参见python - Excluding directories in os.walk - Stack Overflow
nonlocal关键字
实现闭包函数内部使用外部变量

对os.walk中的topdown参数的理解

mkdir root
cd root
mkdir \
  d0 \
  d1 \
  d0/d0_d1
touch \
  f0 \
  d0/d0_f0 \
  d0/d0_f1 \
  d0/d0_d1/d0_d1_f0
  d1/d1_f0

查看目录结构：

tree /f

└─root
    │  f0
    │
    ├─d0
    │  │  d0_f0
    │  │  d0_f1
    │  │
    │  └─d0_d1
    │          d0_d1_f0
    │
    └─d1
            d1_f0

分别测试 topdown 的传参

import os

current_path = os.path.dirname(os.path.abspath(__file__))
ROOT_PATH = os.path.join(current_path, 'root')
top_down_args = [True, False]
for top_down in top_down_args:
    print(f'Top_down is {top_down} ……')
    for root, dirs, files in os.walk(ROOT_PATH, topdown=top_down):
        for dir_item in dirs:
            print(f'dir is:{dir_item}')
        for f_item in files:
            print(f'file is {f_item}')

返回结果：

Top_down is True ……
dir is:d0
dir is:d1
file is f0
dir is:d0_d1
file is d0_f0
file is d0_f1
file is d0_d1_f0
file is d1_f0

Top_down is False ……

file is d0_d1_f0
dir is:d0_d1
file is d0_f0
file is d0_f1
file is d1_f0
dir is:d0
dir is:d1
file is f0

我们可以看到：

在topdown传参True的时候，返回结果按照由外（根目录）向内的顺序扫描：
先扫描目录 d0，接着是 d1 目录，然后是 f0，然后进入 d0 目录，扫描到 d0_d1 目录和文件 d0_f0 与 d0_f1，然后进入 d0_d1 扫描到 d0_d1_f0，最后得到 d1_f0
在topdown传参False的时候，返回结果按照由内（根目录）向外的顺序扫描：
先扫描最里层的 d0_d1 目录得到 d0_d1_f0，扫描完 d0_d1 目录之后扫描 d0_d1 目录，之后到 d1 目录中的 d1_f0，最后到 f0 文件。

当 topdown 为 True 时，调用者可以就地修改 dirnames 列表（也许用到了 del 或切片），而 walk()将仅仅递归到仍保留在 dirnames 中的子目录内。
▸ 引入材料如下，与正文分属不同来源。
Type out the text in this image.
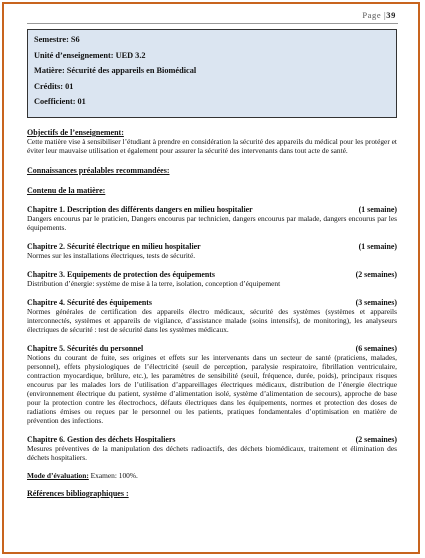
Page |39
Semestre: S6
Unité d’enseignement: UED 3.2
Matière: Sécurité des appareils en Biomédical
Crédits: 01
Coefficient: 01
Objectifs de l’enseignement:

Cette matière vise à sensibiliser l’étudiant à prendre en considération la sécurité des appareils du médical pour les protéger et éviter leur mauvaise utilisation et également pour assurer la sécurité des intervenants dans tout acte de santé.

Connaissances préalables recommandées:
Contenu de la matière:
Chapitre 1. Description des différents dangers en milieu hospitalier	(1 semaine)

Dangers encourus par le praticien, Dangers encourus par technicien, dangers encourus par malade, dangers encourus par les équipements.

Chapitre 2. Sécurité électrique en milieu hospitalier	(1 semaine)

Normes sur les installations électriques, tests de sécurité.

Chapitre 3. Equipements de protection des équipements	(2 semaines)

Distribution d’énergie: système de mise à la terre, isolation, conception d’équipement

Chapitre 4. Sécurité des équipements	(3 semaines)

Normes générales de certification des appareils électro médicaux, sécurité des systèmes (systèmes et appareils interconnectés, systèmes et appareils de vigilance, d’assistance malade (soins intensifs), de monitoring), les analyseurs électriques de sécurité : test de sécurité dans les systèmes médicaux.

Chapitre 5. Sécurités du personnel	(6 semaines)

Notions du courant de fuite, ses origines et effets sur les intervenants dans un secteur de santé (praticiens, malades, personnel), effets physiologiques de l’électricité (seuil de perception, paralysie respiratoire, fibrillation ventriculaire, contraction myocardique, brûlure, etc.), les paramètres de sensibilité (seuil, fréquence, durée, poids), principaux risques encourus par les malades lors de l’utilisation d’appareillages électriques médicaux, distribution de l’énergie électrique (environnement électrique du patient, système d’alimentation isolé, système d’alimentation de secours), approche de base pour la protection contre les électrochocs, défauts électriques dans les équipements, normes et protection des doses de radiations émises ou reçues par le personnel ou les patients, pratiques fondamentales d’optimisation en matière de prévention des infections.

Chapitre 6. Gestion des déchets Hospitaliers	(2 semaines)

Mesures préventives de la manipulation des déchets radioactifs, des déchets biomédicaux, traitement et élimination des déchets hospitaliers.

Mode d’évaluation: Examen: 100%.
Références bibliographiques :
这可用于减少搜索、加入特定的访问顺序，甚至可在继续 walk()之前告知 walk() 由调用者新建或重命名的目录的信息。当 topdown 为 False 时，修改 dirnames 对 walk 的行为没有影响，因为在自下而上模式中，dirnames 中的目录是在 dirpath 本身之前生成的。

os.walk,docs.python.org/zh-cn/3/library/os.html#os.walk

我们改写代码：

for top_down in top_down_args:
    print(f'Top_down is {top_down} ……')

    for root, dirs, files in os.walk(ROOT_PATH, topdown=top_down):
        if dirs:
            print(dirs, '=======ddd=========')
            dirs[:] = [dirs[0]]     # 注意此行
            print(f'==after=slice====ddd====={dirs}====')
            for dir_item in dirs:
                print(f'dir is:{dir_item}')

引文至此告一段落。